In deze kernscenario's gebruikt IoT Edge certificaten. Gebruik de koppelingen voor meer informatie over elk scenario.

Acteur Doel Certificaat
IoT Edge Zorgt ervoor dat deze communiceert met de juiste IoT Hub IoT Hub-servercertificaat
IoT Hub Zorgt ervoor dat de aanvraag afkomstig is van een legitiem IoT Edge-apparaat Id-certificaat IoT Edge
Downstream IoT-apparaat Zorgt ervoor dat deze communiceert met de juiste IoT Edge-gateway Moduleservercertificaat voor edgeHub van IoT Edge Hub, uitgegeven door Edge-CA
IoT Edge Ondertekent nieuwe moduleservercertificaten. Bijvoorbeeld edgeHub Edge CA-certificaat
IoT Edge Zorgt ervoor dat de aanvraag afkomstig is van een legitiem downstream apparaat Id-certificaat IoT-apparaat

Vereisten

Scenario met één apparaat

Om inzicht te krijgen in ioT Edge-certificaatconcepten, stelt u zich een scenario voor waarbij een IoT Edge-apparaat met de naam EdgeGateway verbinding maakt met een Azure IoT Hub met de naam ContosoIotHub. In dit voorbeeld wordt alle verificatie uitgevoerd met X.509-certificaatverificatie in plaats van symmetrische sleutels. Om een vertrouwensrelatie in dit scenario tot stand te brengen, moeten we garanderen dat het IoT Hub- en IoT Edge-apparaat authentiek zijn: 'Is dit apparaat echt en geldig?' en 'Is de identiteit van de IoT Hub juist?'. Het scenario kan als volgt worden geïllustreerd:

Statusdiagram van vertrouwensscenario met verbinding tussen IoT Edge-apparaat en IoT Hub.

We leggen de antwoorden op elke vraag uit en breiden vervolgens het voorbeeld uit in latere secties van het artikel.

Op het apparaat wordt de IoT Hub-identiteit geverifieerd

Hoe controleert EdgeGateway of deze communiceert met de legitieme ContosoIotHub? Wanneer EdgeGateway met de cloud wil praten, maakt deze verbinding met het eindpunt ContosoIoTHub.Azure-devices.NET. Om ervoor te zorgen dat het eindpunt authentiek is, heeft IoT Edge ContosoIoTHub nodig om identificatie (ID) weer te geven. De id moet worden uitgegeven door een instantie die EdgeGateway vertrouwt. Als u de IoT Hub-identiteit wilt controleren, gebruiken IoT Edge en IoT Hub het TLS-handshake-protocol om de serveridentiteit van IoT Hub te verifiëren. In het volgende diagram ziet u een TLS-handshake . Om het voorbeeld eenvoudig te houden, zijn enkele details weggelaten. Zie TLS-handshake op Wikipedia voor meer informatie over het TLS-handshakeprotocol.

Notitie

In dit voorbeeld vertegenwoordigt ContosoIoTHub de hostnaam van de IoT Hub ContosoIotHub.Azure-devices.NET.

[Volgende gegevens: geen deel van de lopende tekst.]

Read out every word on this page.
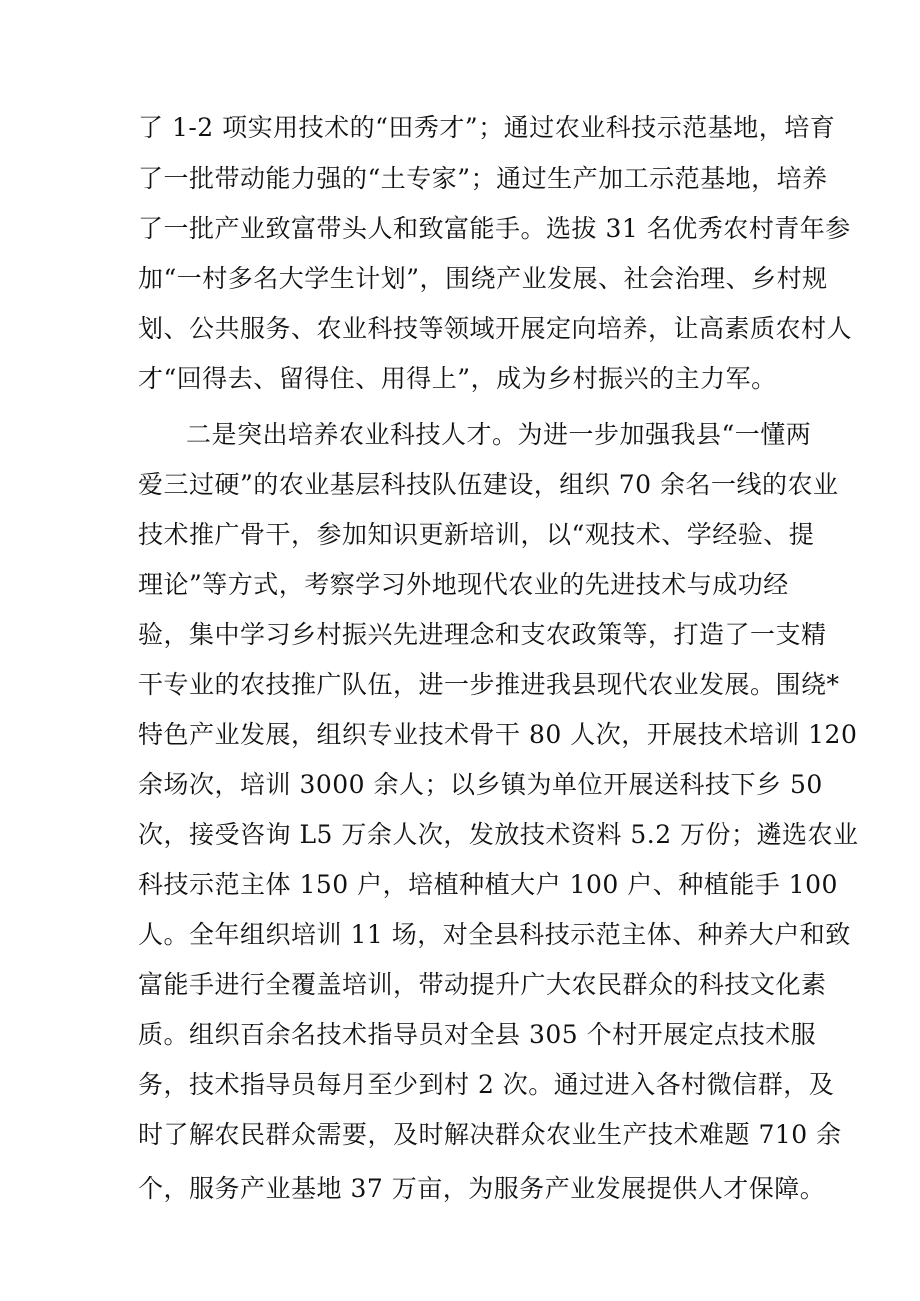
了 1-2 项实用技术的“田秀才”；通过农业科技示范基地，培育
了一批带动能力强的“土专家”；通过生产加工示范基地，培养
了一批产业致富带头人和致富能手。选拔 31 名优秀农村青年参
加“一村多名大学生计划”，围绕产业发展、社会治理、乡村规
划、公共服务、农业科技等领域开展定向培养，让高素质农村人
才“回得去、留得住、用得上”，成为乡村振兴的主力军。
二是突出培养农业科技人才。为进一步加强我县“一懂两
爱三过硬”的农业基层科技队伍建设，组织 70 余名一线的农业
技术推广骨干，参加知识更新培训，以“观技术、学经验、提
理论”等方式，考察学习外地现代农业的先进技术与成功经
验，集中学习乡村振兴先进理念和支农政策等，打造了一支精
干专业的农技推广队伍，进一步推进我县现代农业发展。围绕*
特色产业发展，组织专业技术骨干 80 人次，开展技术培训 120
余场次，培训 3000 余人；以乡镇为单位开展送科技下乡 50
次，接受咨询 L5 万余人次，发放技术资料 5.2 万份；遴选农业
科技示范主体 150 户，培植种植大户 100 户、种植能手 100
人。全年组织培训 11 场，对全县科技示范主体、种养大户和致
富能手进行全覆盖培训，带动提升广大农民群众的科技文化素
质。组织百余名技术指导员对全县 305 个村开展定点技术服
务，技术指导员每月至少到村 2 次。通过进入各村微信群，及
时了解农民群众需要，及时解决群众农业生产技术难题 710 余
个，服务产业基地 37 万亩，为服务产业发展提供人才保障。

Sequentiediagram met certificaatuitwisseling van IoT Hub naar IoT Edge-apparaat met certificaatverificatie met het vertrouwde basisarchief op het IoT Edge-apparaat.

In deze context hoeft u niet de exacte details van het cryptografische algoritme te kennen. Het is belangrijk om te begrijpen dat het algoritme ervoor zorgt dat de server beschikt over de persoonlijke sleutel die is gekoppeld aan de openbare sleutel. Er wordt gecontroleerd of de presentator van het certificaat het niet heeft gekopieerd of gestolen. Als we een foto-id als voorbeeld gebruiken, komt uw gezicht overeen met de foto op de id. Als iemand uw id steelt, kan hij deze niet gebruiken voor identificatie omdat uw gezicht uniek en moeilijk te reproduceren is. Voor cryptografische sleutels is het sleutelpaar gerelateerd en uniek. In plaats van het koppelen van een gezicht aan een foto-id, gebruikt het cryptografische algoritme het sleutelpaar om de identiteit te verifiëren.

In ons scenario toont ContosoIotHub de volgende certificaatketen:

Stroomdiagram met tussenliggende en basiscertificeringsinstantieketen voor IoT Hub.

De basiscertificeringsinstantie (CA) is het Baltimore CyberTrust-basiscertificaat . Dit basiscertificaat wordt ondertekend door DigiCert en wordt algemeen vertrouwd en opgeslagen in veel besturingssystemen. Bijvoorbeeld, zowel Ubuntu als Windows opnemen in het standaardcertificaatarchief.

Windows-certificaatarchief:

Schermopname van het Baltimore CyberTrust-basiscertificaat dat wordt vermeld in het Windows-certificaatarchief.

Ubuntu-certificaatarchief:

Schermopname van het Baltimore CyberTrust Root-certificaat dat wordt vermeld in het Ubuntu-certificaatarchief.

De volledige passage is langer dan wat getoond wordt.